Guard-control adapter for formal claims and generated code.

with_theorem_backend classmethod 

with_theorem_backend(backend: str, *, code_verifier: Callable[..., Any] = verify_code, timeout_ms: float = 1000.0, z3_solver: Any | None = None, lean_runner: Callable[[str], Mapping[str, Any]] | None = None) -> FormalCodeVerifierAdapter

Build an adapter with a named theorem-prover backend.

verify_formula 

verify_formula(*, formula: Formula, risk_envelope: RiskEnvelope, policy_id: str, evidence_ref: str) -> FormalCodeVerificationResult

Verify a formula without treating backend absence as success.

verify_code 

verify_code(*, code: str, risk_envelope: RiskEnvelope, policy_id: str, evidence_ref: str, language: str = 'python', known_modules: set[str] | None = None, api_manifest: dict[str, set[str]] | None = None) -> FormalCodeVerificationResult

Verify code structurally without executing it.

verify_code_contract 

verify_code_contract(*, code: str, contract: Formula, risk_envelope: RiskEnvelope, policy_id: str, evidence_ref: str, language: str = 'python', known_modules: set[str] | None = None, api_manifest: dict[str, set[str]] | None = None) -> FormalCodeVerificationResult

Verify generated code structurally, then verify its formal contract.
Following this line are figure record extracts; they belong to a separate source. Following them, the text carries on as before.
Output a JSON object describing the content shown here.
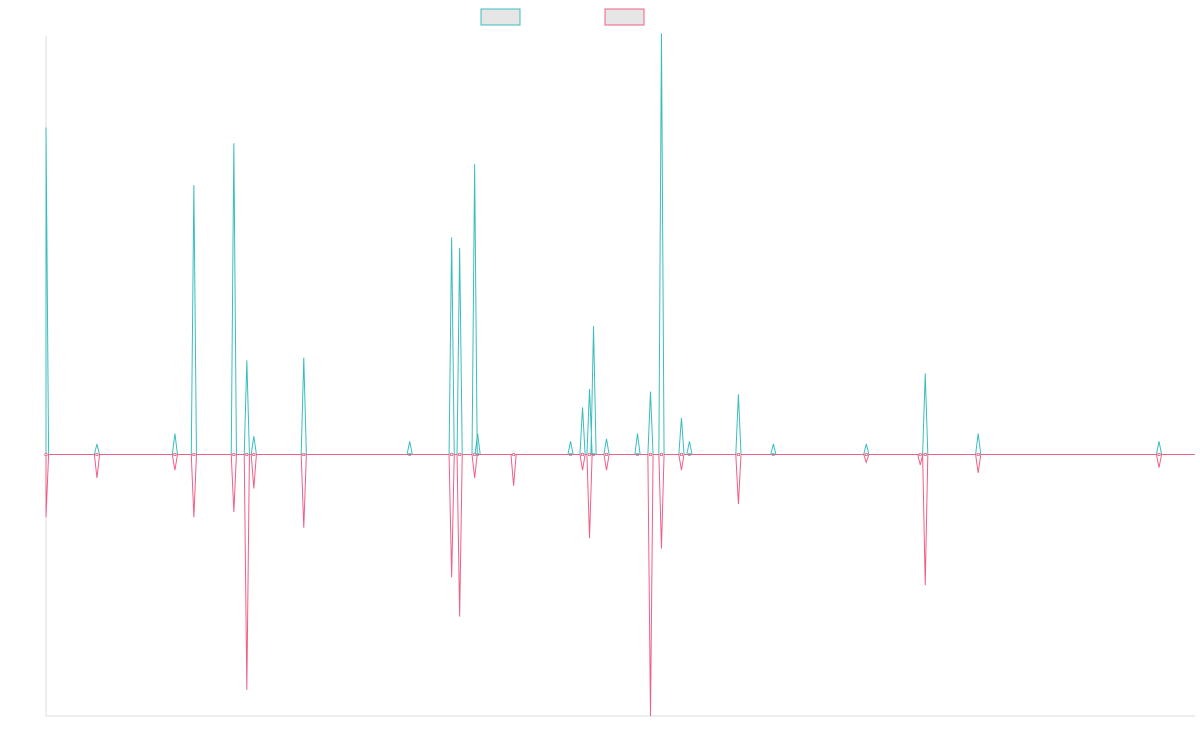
{
  "colors": {
    "teal": "#3bbdbd",
    "pink": "#ef5f86",
    "legend_fill": "#e6e6e6",
    "axis": "#dddddd",
    "background": "#ffffff"
  },
  "chart_data": {
    "type": "line",
    "title": "",
    "xlabel": "",
    "ylabel": "",
    "ylim": [
      -1.0,
      1.6
    ],
    "xlim": [
      0,
      1150
    ],
    "grid": false,
    "legend_position": "top-center",
    "legend": [
      {
        "color": "#3bbdbd"
      },
      {
        "color": "#ef5f86"
      }
    ],
    "series": [
      {
        "color": "#3bbdbd",
        "direction": 1,
        "spikes": [
          {
            "x": 0,
            "v": 1.25
          },
          {
            "x": 51,
            "v": 0.04
          },
          {
            "x": 129,
            "v": 0.08
          },
          {
            "x": 148,
            "v": 1.03
          },
          {
            "x": 188,
            "v": 1.19
          },
          {
            "x": 201,
            "v": 0.36
          },
          {
            "x": 208,
            "v": 0.07
          },
          {
            "x": 258,
            "v": 0.37
          },
          {
            "x": 364,
            "v": 0.05
          },
          {
            "x": 406,
            "v": 0.83
          },
          {
            "x": 414,
            "v": 0.79
          },
          {
            "x": 429,
            "v": 1.11
          },
          {
            "x": 432,
            "v": 0.08
          },
          {
            "x": 525,
            "v": 0.05
          },
          {
            "x": 537,
            "v": 0.18
          },
          {
            "x": 544,
            "v": 0.25
          },
          {
            "x": 548,
            "v": 0.49
          },
          {
            "x": 561,
            "v": 0.06
          },
          {
            "x": 592,
            "v": 0.08
          },
          {
            "x": 605,
            "v": 0.24
          },
          {
            "x": 616,
            "v": 1.61
          },
          {
            "x": 636,
            "v": 0.14
          },
          {
            "x": 644,
            "v": 0.05
          },
          {
            "x": 693,
            "v": 0.23
          },
          {
            "x": 728,
            "v": 0.04
          },
          {
            "x": 821,
            "v": 0.04
          },
          {
            "x": 880,
            "v": 0.31
          },
          {
            "x": 933,
            "v": 0.08
          },
          {
            "x": 1114,
            "v": 0.05
          }
        ]
      },
      {
        "color": "#ef5f86",
        "direction": -1,
        "spikes": [
          {
            "x": 0,
            "v": 0.24
          },
          {
            "x": 51,
            "v": 0.09
          },
          {
            "x": 129,
            "v": 0.06
          },
          {
            "x": 148,
            "v": 0.24
          },
          {
            "x": 188,
            "v": 0.22
          },
          {
            "x": 201,
            "v": 0.9
          },
          {
            "x": 208,
            "v": 0.13
          },
          {
            "x": 258,
            "v": 0.28
          },
          {
            "x": 406,
            "v": 0.47
          },
          {
            "x": 414,
            "v": 0.62
          },
          {
            "x": 429,
            "v": 0.09
          },
          {
            "x": 468,
            "v": 0.12
          },
          {
            "x": 537,
            "v": 0.06
          },
          {
            "x": 544,
            "v": 0.32
          },
          {
            "x": 561,
            "v": 0.06
          },
          {
            "x": 605,
            "v": 1.0
          },
          {
            "x": 616,
            "v": 0.36
          },
          {
            "x": 636,
            "v": 0.06
          },
          {
            "x": 693,
            "v": 0.19
          },
          {
            "x": 821,
            "v": 0.03
          },
          {
            "x": 875,
            "v": 0.04
          },
          {
            "x": 880,
            "v": 0.5
          },
          {
            "x": 933,
            "v": 0.07
          },
          {
            "x": 1114,
            "v": 0.05
          }
        ]
      }
    ]
  }
}
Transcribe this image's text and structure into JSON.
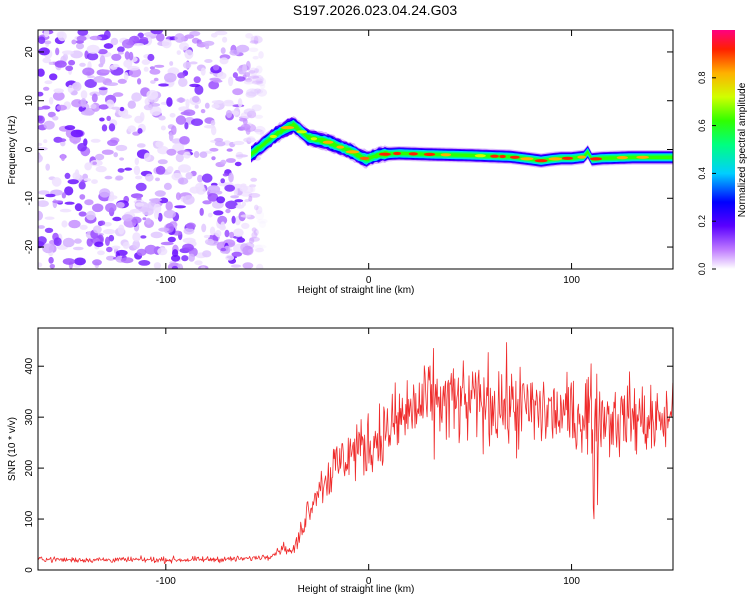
{
  "title": "S197.2026.023.04.24.G03",
  "chart_data": [
    {
      "type": "heatmap",
      "xlabel": "Height of straight line (km)",
      "ylabel": "Frequency (Hz)",
      "xlim": [
        -163,
        150
      ],
      "ylim": [
        -24.5,
        24.5
      ],
      "xticks": [
        -100,
        0,
        100
      ],
      "yticks": [
        -20,
        -10,
        0,
        10,
        20
      ],
      "colorbar": {
        "label": "Normalized spectral amplitude",
        "range": [
          0,
          1
        ],
        "ticks": [
          0.0,
          0.2,
          0.4,
          0.6,
          0.8
        ]
      },
      "noise_region_x": [
        -163,
        -55
      ],
      "signal_track": {
        "x": [
          -58,
          -52,
          -46,
          -40,
          -37,
          -34,
          -30,
          -25,
          -20,
          -14,
          -8,
          -4,
          -1,
          2,
          6,
          15,
          30,
          50,
          70,
          80,
          85,
          90,
          95,
          100,
          106,
          108,
          110,
          115,
          130,
          150
        ],
        "frequency": [
          -1.0,
          1.0,
          3.0,
          4.5,
          5.0,
          4.0,
          2.5,
          2.0,
          1.5,
          0.5,
          -0.5,
          -1.5,
          -2.0,
          -1.5,
          -1.0,
          -0.8,
          -1.0,
          -1.2,
          -1.5,
          -2.0,
          -2.3,
          -2.0,
          -1.8,
          -1.8,
          -1.5,
          -0.5,
          -2.0,
          -1.8,
          -1.6,
          -1.6
        ]
      }
    },
    {
      "type": "line",
      "xlabel": "Height of straight line (km)",
      "ylabel": "SNR (10 * v/v)",
      "xlim": [
        -163,
        150
      ],
      "ylim": [
        0,
        475
      ],
      "xticks": [
        -100,
        0,
        100
      ],
      "yticks": [
        0,
        100,
        200,
        300,
        400
      ],
      "color": "#ef2b2b",
      "x": [
        -163,
        -150,
        -120,
        -90,
        -60,
        -48,
        -42,
        -38,
        -35,
        -30,
        -25,
        -20,
        -10,
        0,
        10,
        20,
        30,
        40,
        50,
        60,
        70,
        80,
        90,
        100,
        110,
        120,
        130,
        140,
        150
      ],
      "mean": [
        22,
        20,
        20,
        20,
        22,
        28,
        45,
        35,
        55,
        120,
        160,
        185,
        230,
        245,
        275,
        310,
        330,
        330,
        325,
        330,
        320,
        315,
        310,
        300,
        310,
        300,
        300,
        290,
        300
      ]
    }
  ]
}
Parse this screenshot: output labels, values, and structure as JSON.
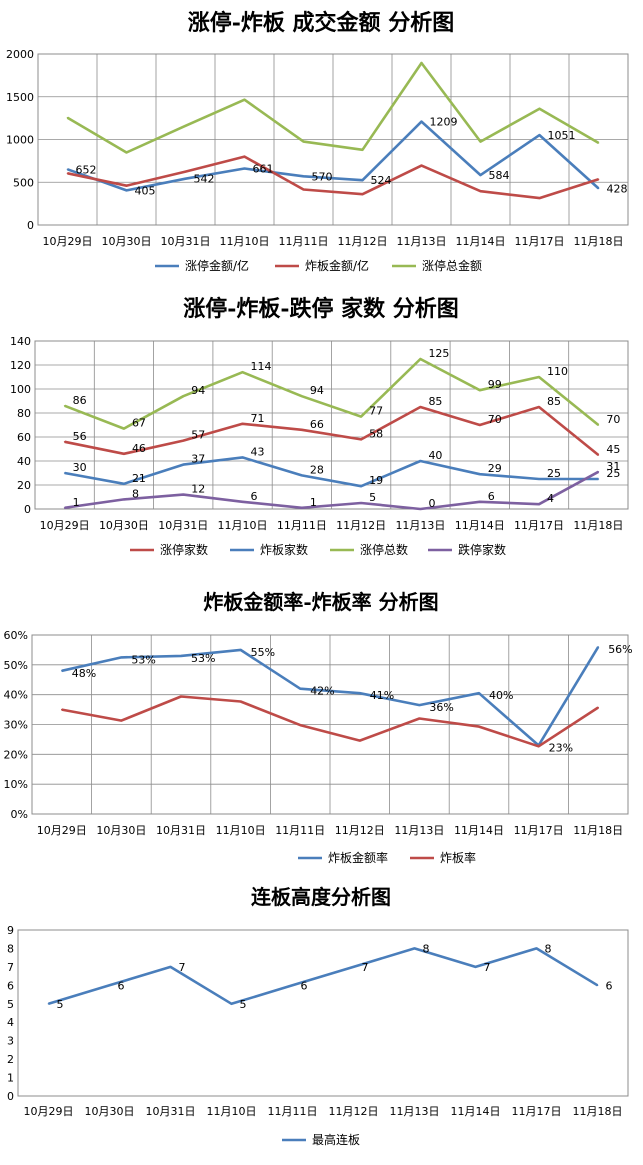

director_ai.core.formal_verification.adapter.FormalCodeVerificationResult dataclass 

FormalCodeVerificationResult(kind: str, evidence_ref: str, signal: VerifierSignal, guard_decision: GuardDecision, sandbox: Mapping[str, Any])

Tenant-safe formal/code verifier result.

to_dict 

to_dict() -> dict[str, Any]

Serialise without raw formula or source code text.

to_safety_event 

to_safety_event(*, hook_id: str, hook_scope: str = 'agent', request_id: str = '', tenant_id: str = '', latency_ms: float | None = None) -> SafetyEvent

Convert the guard decision to a shared safety event.